While serving as vice president, Biden would unassumingly slip into the back of St. Patrick’s Parish in Wilmington, Delaware, to pray.

“I remember on several occasions glancing back and seeing him, just praying with that intensity, like he’s physically trying to pray as hard as any human has ever prayed in history, working his rosary beads, kneeling. And I knew later that he was praying for Beau,” Coons, who has participated in some of these Believers for Biden calls, recalled.

Biden’s life has been marred by personal tragedy, losing his first wife and daughter in a car accident and, later, his son Beau to cancer. The former vice president, who regularly wears his late son’s rosary on his wrist, has publicly spoken about the role his faith has played in carrying him through grief.

“I’m not trying to proselytize, I’m not trying to convince you to be, to share my religious views. But for me it’s important because it gives me some reason to have hope and purpose,” Biden shared during a CNN town hall with a grieving pastor who’d lost his wife during the Charleston shooting, explaining that he’d promised his own dying son that he would continue to stay engaged and not retreat into himself.

“It took a long time to get to the point to realize that that purpose is the thing that would save me,” Biden said. “And it has.”

The way he has dealt with his grief has long been an expression of his faith.

“For the word of the Lord is right; and all His works are done with faithfulness,” he quoted in his 2007 memoir, eight years before Beau passed away.

Biden’s entire candidacy for president hinges on the promise of America’s redemption: the redemption of its character and the restoration of its soul. But Biden also has sought redemption, a fundamental tenet of Christianity, in his own life after dealing with personal loss.

In the summer of 2015, just months after Beau’s death, Christopher Hale attended two breakfasts for Catholic leaders hosted by Biden in his official residence in Washington, DC, ahead of Pope Francis’s visit to the capital that fall. Hale, a current Democratic candidate for Congress in rural Tennessee and former Obama faith adviser, says he handed then-vice president Biden a letter asking him to run for president of the United States.
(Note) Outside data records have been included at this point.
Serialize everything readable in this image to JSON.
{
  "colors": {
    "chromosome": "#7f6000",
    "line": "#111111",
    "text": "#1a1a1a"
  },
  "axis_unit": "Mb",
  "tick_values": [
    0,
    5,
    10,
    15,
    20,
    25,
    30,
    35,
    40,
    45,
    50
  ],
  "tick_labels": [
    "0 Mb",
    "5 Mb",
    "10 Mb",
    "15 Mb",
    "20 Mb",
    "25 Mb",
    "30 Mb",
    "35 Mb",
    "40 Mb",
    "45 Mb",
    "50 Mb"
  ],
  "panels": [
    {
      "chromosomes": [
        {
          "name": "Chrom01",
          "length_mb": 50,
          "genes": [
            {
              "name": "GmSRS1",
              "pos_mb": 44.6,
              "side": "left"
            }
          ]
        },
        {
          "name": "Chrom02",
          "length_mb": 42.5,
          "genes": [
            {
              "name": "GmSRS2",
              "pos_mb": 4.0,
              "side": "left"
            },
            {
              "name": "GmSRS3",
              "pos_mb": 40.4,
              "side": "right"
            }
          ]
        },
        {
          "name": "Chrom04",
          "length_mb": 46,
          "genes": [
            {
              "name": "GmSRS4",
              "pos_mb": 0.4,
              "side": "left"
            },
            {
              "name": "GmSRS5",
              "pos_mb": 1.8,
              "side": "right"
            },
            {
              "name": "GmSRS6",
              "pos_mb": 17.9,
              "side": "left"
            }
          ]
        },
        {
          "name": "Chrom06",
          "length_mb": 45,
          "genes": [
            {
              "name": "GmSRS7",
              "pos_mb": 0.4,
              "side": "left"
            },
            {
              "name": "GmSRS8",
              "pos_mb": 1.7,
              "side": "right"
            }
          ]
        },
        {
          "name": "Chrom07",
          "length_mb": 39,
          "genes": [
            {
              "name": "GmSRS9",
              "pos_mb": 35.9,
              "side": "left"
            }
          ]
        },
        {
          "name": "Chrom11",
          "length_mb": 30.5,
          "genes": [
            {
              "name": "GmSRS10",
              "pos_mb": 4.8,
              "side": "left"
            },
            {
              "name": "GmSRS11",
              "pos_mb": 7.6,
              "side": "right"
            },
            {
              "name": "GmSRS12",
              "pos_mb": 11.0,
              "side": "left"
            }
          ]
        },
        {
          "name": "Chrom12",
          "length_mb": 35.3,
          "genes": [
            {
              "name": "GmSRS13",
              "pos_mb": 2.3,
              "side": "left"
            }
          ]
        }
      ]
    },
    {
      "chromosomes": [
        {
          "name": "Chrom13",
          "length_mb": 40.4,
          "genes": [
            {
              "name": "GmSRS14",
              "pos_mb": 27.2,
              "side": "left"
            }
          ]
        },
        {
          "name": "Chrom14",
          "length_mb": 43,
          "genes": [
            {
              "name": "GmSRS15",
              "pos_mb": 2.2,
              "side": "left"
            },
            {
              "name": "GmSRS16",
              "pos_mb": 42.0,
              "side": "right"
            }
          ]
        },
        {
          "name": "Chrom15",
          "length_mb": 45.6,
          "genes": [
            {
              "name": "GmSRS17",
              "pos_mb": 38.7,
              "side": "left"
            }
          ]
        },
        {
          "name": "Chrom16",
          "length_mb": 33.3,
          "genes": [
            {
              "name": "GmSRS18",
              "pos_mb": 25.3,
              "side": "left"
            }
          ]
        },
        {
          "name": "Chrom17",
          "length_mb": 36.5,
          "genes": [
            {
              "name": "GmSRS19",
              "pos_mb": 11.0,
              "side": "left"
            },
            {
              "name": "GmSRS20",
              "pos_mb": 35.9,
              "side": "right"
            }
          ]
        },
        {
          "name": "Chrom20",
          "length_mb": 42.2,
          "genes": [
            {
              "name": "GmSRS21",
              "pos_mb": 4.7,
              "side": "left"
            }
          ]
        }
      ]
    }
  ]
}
According to Hale, at the second breakfast meeting a few weeks later, Biden approached him, telling him he’d read his letter. “He said, ‘I’m not sure what I’m gonna do. I’ve relearned in old age what the nuns taught you and me as kids, Christopher — love without suffering isn’t real,” Hale recalls. “He told me that his family is suffering a ‘helluva lot’ right now and he wasn’t sure if he’d run. But he said, ‘I know redeeming Beau’s death is gonna define the rest of my life.'”

“This is a man who knows what it means to both be on your knees in prayer and to be shouting with joy in a congregation in South Carolina, that is also desperately yearning for God’s grace but is celebrating in a way that’s just so open-hearted,” Coons explained.

Coons is confident that Biden’s message will translate naturally to religious voters.

“I think there’s millions of White Catholics and White evangelicals who can look at Joe Biden and say, ‘This is a man whose life has been touched by grace, who has been sustained through faith, and who respects me,” he said. “Yeah, we may not agree on every application of a gospel to doctrine and doctrine to policy, but I know this is a guy who knows the words to hymns, who knows passages from the Bible, who respects other faiths, and for whom the very idea of faith is central to who he is.”